“Oh, do you have a lot of other offers lined up?” she asked, waving to the empty hallway. “Yes, you must have people waltzing in all the time offering to whisk you away to freedom. I’m probably the third one this week.”
“Do you think you’re the only one who wants me? I’m a very sought-after man. It’s only a matter of time before someone gets me out of here, one way or another.”
“How long are you willing to wait? Are you enjoying your time here? Perhaps you’ll enjoy it even more when the next mage comes to take you to their laboratory?”
He gave it some thought. Crow side-eyed the door at the end of the hall. The guards could come through it at any moment.
“You might not get another chance for some time, if you get one at all,” she said. “What’s it going to be?”
“Fine,” Toreg grunted. “Do we leave now?”
“No. I’ll come for you later.”
He frowned. “How much later?”
“When things are ready. It could be another day or so. Lie low until then. Don’t do anything an idiot would do, if you think you can manage that. The next time we see each other, we’ll be on our way out.”
He retreated to the back wall of the cell and folded his arms. He was giving her a look that very much resembled a predator watching prey. “I’m looking forward to it.”
* * *
Crow sat backin her bed in her room on the ground floor of the prison and waited for the sun to set.
It was nicer than her tiny room in Patros’s house in Valtos, Ardani’s capital city. The bed was firmer, the blankets thicker, the windows bigger, even if they had bars across them.
It was raining hard outside, but none of it leaked inside. There was a fireplace in the corner warming the room, and tapestries on the stone walls further insulated the room from the cold. It was pleasantly large and quiet—and most importantly, pleasantly far from Patros.
It was a sad state of affairs when a prison was more comfortable than your own home was, wasn’t it?
If only she really were a mage. She’d call up flames in her hands, kill Patros, then live out the rest of her days alone and free in a nice room like this, beholden to no one but herself.
It was a fantasy she’d had nearly every night since she was a child. She knew she was only torturing herself with it, but she kept thinking about it anyway.
She turned over to peer out the window. The sun had crossed the horizon, and the sky was darkening. It was time. She pulled her small handheld mirror from the drawer in her bedside table and held it out in front of her.
After a moment, a man with cold eyes and a hard set to his mouth appeared in the mirror, looking back at her from the other side. He had an unassuming look, middle-aged, with salt-and-pepper hair and a neatly groomed beard. You wouldn’t guess from looking at him that he was the most evil person Crow had ever known.
“Crow,” Patros said flatly. “Kind of you to show up. I did say sundown, did I not?”
She glanced outside again. The sun had only barely set. She couldn’t have been more than thirty seconds late. “Sorry.”
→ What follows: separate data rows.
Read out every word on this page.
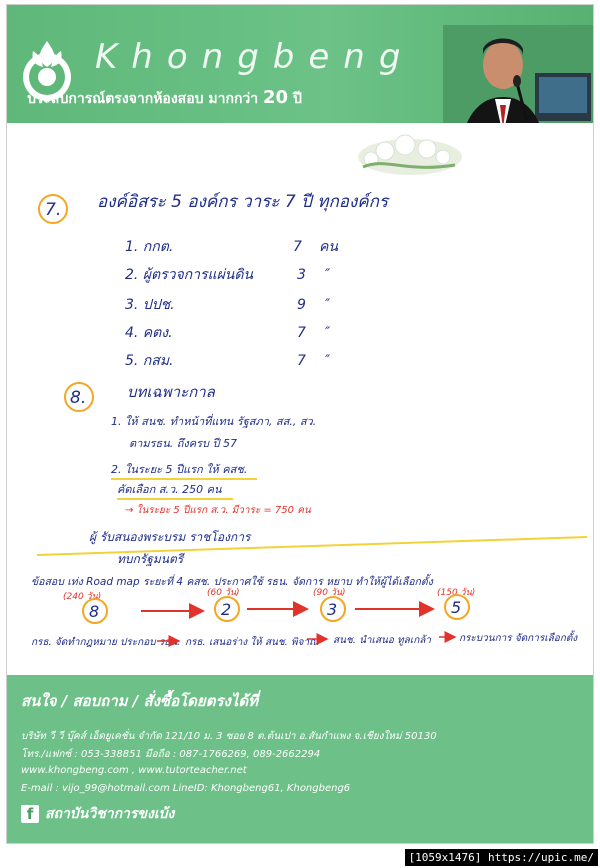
Khongbeng
ประสบการณ์ตรงจากห้องสอบ มากกว่า 20 ปี
7. องค์อิสระ 5 องค์กร วาระ 7 ปี ทุกองค์กร
1. กกต.	7 คน
2. ผู้ตรวจการแผ่นดิน	3 ″
3. ปปช.	9 ″
4. คตง.	7 ″
5. กสม.	7 ″
8.	บทเฉพาะกาล
1. ให้ สนช. ทำหน้าที่แทน รัฐสภา, สส., สว.
ตามรธน. ถึงครบ ปี 57
2. ในระยะ 5 ปีแรก ให้ คสช.
คัดเลือก ส.ว. 250 คน
→ ในระยะ 5 ปีแรก ส.ว. มีวาระ = 750 คน
ผู้ รับสนองพระบรม ราชโองการ
ทบกรัฐมนตรี
ข้อสอบ เท่ง Road map ระยะที่ 4 คสช. ประกาศใช้ รธน. จัดการ หยาบ ทำให้ผู้ได้เลือกตั้ง
(240 วัน)
8
(60 วัน)
2
(90 วัน)
3
(150 วัน)
5
กรธ. จัดทำกฎหมาย ประกอบ รธน. กรธ. เสนอร่าง ให้ สนช. พิจาณ สนช. นำเสนอ ทูลเกล้า	กระบวนการ จัดการเลือกตั้ง
สนใจ / สอบถาม / สั่งซื้อโดยตรงได้ที่
บริษัท วี วี บุ๊คส์ เอ็ดยูเคชั่น จำกัด 121/10 ม. 3 ซอย 8 ต.ต้นเปา อ.สันกำแพง จ.เชียงใหม่ 50130
โทร./แฟกซ์ : 053-338851 มือถือ : 087-1766269, 089-2662294
www.khongbeng.com , www.tutorteacher.net
E-mail : vijo_99@hotmail.com LineID: Khongbeng61, Khongbeng6
f สถาบันวิชาการขงเบ้ง
[1059x1476] https://upic.me/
“I see you haven’t been found out yet. Did you meet with Toreg?”
“Yes. He’s agreed to escape with me. Everything is proceeding as planned.”
“Good. Have you met the warden, Alexei?”
She bent her knee and rested her arm on it, holding the mirror at arm’s length. “Not yet. He was away today, but I’m told he’ll be back tomorrow.”
“Just avoid him, if you can. I suspect he’ll spot your antics from a mile away, so don’t try anything with him.”
“You think he’ll be resistant to empathy?”It was uncommon, but she had occasionally encountered people who were immune to empathic suggestion. Some people had greater natural resistance to it than others.
“I think you don’t want to risk finding out. From what I’ve heard of him, I don’t think things will go well for you if you’re caught.”
She thought of the whip scars on the night elf she’d seen upstairs. “All right.”
“But you’ll be long gone by the time he notices anything is awry. Isn’t that right?”